Wednesday 24 July 2013

The rise of the captive cloud

• PASC should rescue the good idea of SME competition
from the clutches of G-Cloud

• PASC should look carefully at the way competition is being operated
in G-Cloud

Whitehall misfeasance
The Public Administration Select Committee (PASC) published its report on Government Procurement on 16 July 2013:
The public sector spends £227 billion each year buying a range of goods, services and works, £45 billion of which is spent by Whitehall Departments. The Ministry of Defence alone spends £20 billion a year. By improving the efficiency and effectiveness of procurement, the Government has an opportunity not only to save the taxpayer significant sums of money, but also to drive economic growth. (p.1)
 PASC say that the public is getting poor value for money and that:
There are clear shortcomings in the ability of the Civil Service to run effective and efficient procurement. The Civil Service shows a consistent lack of understanding about how to gather requirements, evaluate supplier capabilities, develop relationships or specify outcomes. (p.3)
This record of misfeasance in public office goes back at least 30 years and shows few signs of improvement:
Whilst we welcome the Government’s initiatives to centralise procurement, we note that progress so far has been painfully slow and sporadic.

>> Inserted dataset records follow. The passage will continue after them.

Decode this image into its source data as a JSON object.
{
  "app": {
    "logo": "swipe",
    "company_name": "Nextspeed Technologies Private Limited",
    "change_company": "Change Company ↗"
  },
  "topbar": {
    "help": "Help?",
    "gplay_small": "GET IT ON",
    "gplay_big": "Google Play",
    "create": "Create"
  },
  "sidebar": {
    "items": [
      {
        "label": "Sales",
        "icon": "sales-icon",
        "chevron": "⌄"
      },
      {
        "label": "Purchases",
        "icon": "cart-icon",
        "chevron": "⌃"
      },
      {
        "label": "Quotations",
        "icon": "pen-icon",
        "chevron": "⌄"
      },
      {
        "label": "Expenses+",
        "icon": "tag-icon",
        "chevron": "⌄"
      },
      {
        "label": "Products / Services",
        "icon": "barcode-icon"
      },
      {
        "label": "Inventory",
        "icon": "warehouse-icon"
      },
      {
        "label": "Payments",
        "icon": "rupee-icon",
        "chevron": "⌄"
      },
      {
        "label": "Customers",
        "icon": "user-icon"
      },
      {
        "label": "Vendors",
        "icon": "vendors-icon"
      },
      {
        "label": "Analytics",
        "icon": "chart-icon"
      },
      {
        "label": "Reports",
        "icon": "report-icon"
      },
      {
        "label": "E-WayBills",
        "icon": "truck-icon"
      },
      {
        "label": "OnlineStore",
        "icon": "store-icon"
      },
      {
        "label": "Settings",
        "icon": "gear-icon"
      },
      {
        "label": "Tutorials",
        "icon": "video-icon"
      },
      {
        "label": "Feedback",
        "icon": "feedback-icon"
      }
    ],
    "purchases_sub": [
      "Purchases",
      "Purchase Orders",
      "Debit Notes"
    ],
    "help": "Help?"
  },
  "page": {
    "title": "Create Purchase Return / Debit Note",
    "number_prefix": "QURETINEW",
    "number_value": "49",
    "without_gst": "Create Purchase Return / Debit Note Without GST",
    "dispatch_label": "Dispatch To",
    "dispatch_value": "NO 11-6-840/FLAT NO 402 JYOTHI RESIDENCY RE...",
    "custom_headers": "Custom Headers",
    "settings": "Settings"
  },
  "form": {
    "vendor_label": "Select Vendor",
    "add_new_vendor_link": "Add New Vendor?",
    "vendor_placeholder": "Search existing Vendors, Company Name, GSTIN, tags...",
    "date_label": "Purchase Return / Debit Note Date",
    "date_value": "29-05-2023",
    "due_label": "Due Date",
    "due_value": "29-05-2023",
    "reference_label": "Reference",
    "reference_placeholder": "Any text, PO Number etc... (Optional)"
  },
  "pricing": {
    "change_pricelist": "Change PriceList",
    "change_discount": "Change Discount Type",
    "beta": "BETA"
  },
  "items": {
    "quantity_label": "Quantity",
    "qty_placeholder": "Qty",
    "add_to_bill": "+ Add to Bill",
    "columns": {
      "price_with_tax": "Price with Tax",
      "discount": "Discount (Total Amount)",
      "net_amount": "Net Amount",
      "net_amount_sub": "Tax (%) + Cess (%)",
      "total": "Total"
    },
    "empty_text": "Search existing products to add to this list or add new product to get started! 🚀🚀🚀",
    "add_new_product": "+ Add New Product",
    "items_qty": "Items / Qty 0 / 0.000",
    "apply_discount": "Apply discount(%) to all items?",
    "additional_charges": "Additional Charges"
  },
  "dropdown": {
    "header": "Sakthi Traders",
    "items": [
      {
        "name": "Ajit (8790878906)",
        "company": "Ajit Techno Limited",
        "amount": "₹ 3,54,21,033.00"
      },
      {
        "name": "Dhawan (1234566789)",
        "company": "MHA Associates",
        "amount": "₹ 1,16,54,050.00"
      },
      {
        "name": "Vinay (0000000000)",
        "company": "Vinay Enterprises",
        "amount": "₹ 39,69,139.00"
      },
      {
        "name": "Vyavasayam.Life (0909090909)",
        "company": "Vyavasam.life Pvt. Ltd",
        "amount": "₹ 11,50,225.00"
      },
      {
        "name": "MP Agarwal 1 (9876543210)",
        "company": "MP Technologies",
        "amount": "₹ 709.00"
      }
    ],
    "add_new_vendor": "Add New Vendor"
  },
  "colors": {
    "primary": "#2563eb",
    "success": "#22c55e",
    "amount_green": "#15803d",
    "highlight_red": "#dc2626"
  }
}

It is clear from our evidence that this is because, despite the centralising mandate given to the Cabinet Office by a Cabinet Committee, inter-departmental cooperation is poor. (p.4)
At worst, this soap opera is about suppliers charging the biggest number they can think of for poor quality service and about incompetent satraps paying them.

SMEs
What hope is there for the taxpayer that his or her money will stop being wasted?

One source of hope is the plan to give more government contracts to small and medium-sized enterprises (SMEs). They are more innovative than the behemoths who normally have government contracts let to them, and more competition might reduce prices and improve quality:
To help achieve this aspiration, the Cabinet Office has introduced a number of measures to remove barriers facing SMEs seeking to win government contracts. These include a policy to remove “pre-qualification questionnaires from lower value contracts, except where security is a consideration” and “the introduction of Contracts Finder” to allow “unprecedented transparency to the range of opportunities available”. (p.13)
That hope expires one page later.

Duty of care
The G Cloud/Cloudstore Framework

The G Cloud/Cloudstore framework provides an online catalogue of ICT services for the UK public sector managed centrally by the Government Procurement Service ...

The Government expects that CloudStore will help small and medium-sized businesses to contract directly with the public sector, as it has simplified the requirements for joining this framework. (p.14)
Two ideas are being conflated and PASC have, arguably, fallen for it.

Giving SMEs the chance to win government contracts is one idea. Cloud computing is a separate idea. SMEs being allowed to compete is quite independent of the introduction of cloud computing. And cloud computing is quite independent of SMEs competing – there are huge, non-SME cloud computing service suppliers like Apple and Google and Amazon and Microsoft.

"Cloud computing" means losing control of your data. It is a bad idea. It is an abdication of Whitehall's duty of care.

PASC should rescue the good idea of SME competition from the clutches of G-Cloud.

Competition
And PASC should look carefully at the way competition is being operated in G-Cloud, specifically by the Government Procurement Service and the Government Digital Service, which took over responsibility for G-Cloud on 1 June 2013.

Everyone is or should be conversant with the concept of the captive insurance company. Whitehall have created their own equivalent, in the form of the captive cloud company.

There are 458 suppliers accredited to G-Cloud according to PASC (p.14), many of them long-established SMEs with a track record that bears inspection.

So how did Skyscape, a company only incorporated on 3 May 2011, manage to be accredited by the Government Procurement Service? And how did it win four G-Cloud contracts – with HMRC, the MoD, the Home Office and the Government Digital Service – against the competition of long-established SMEs?

It looks as if Whitehall have created in Skyscape a captive cloud company. Skyscape recruited as its Commercial Director one Nicky Stewart, previously G-Cloud Head of ICT Strategy Delivery at the Cabinet Office, and Whitehall started filling this shell with valuable contracts. That looks like a distortion of the market and the opposite of the proper operation of competition.

Only separate
If Whitehall are allowed by PASC to confuse SME competition with cloud computing, the danger is that public administration will become dependent on the large cloud computing suppliers. Once dependent on them prices will go up, and a new oligopoly of contractors will exert power. Competition will be snuffed out by a cartel and we taxpayers will be back where we started, being fleeced, while the satraps look on with impunity.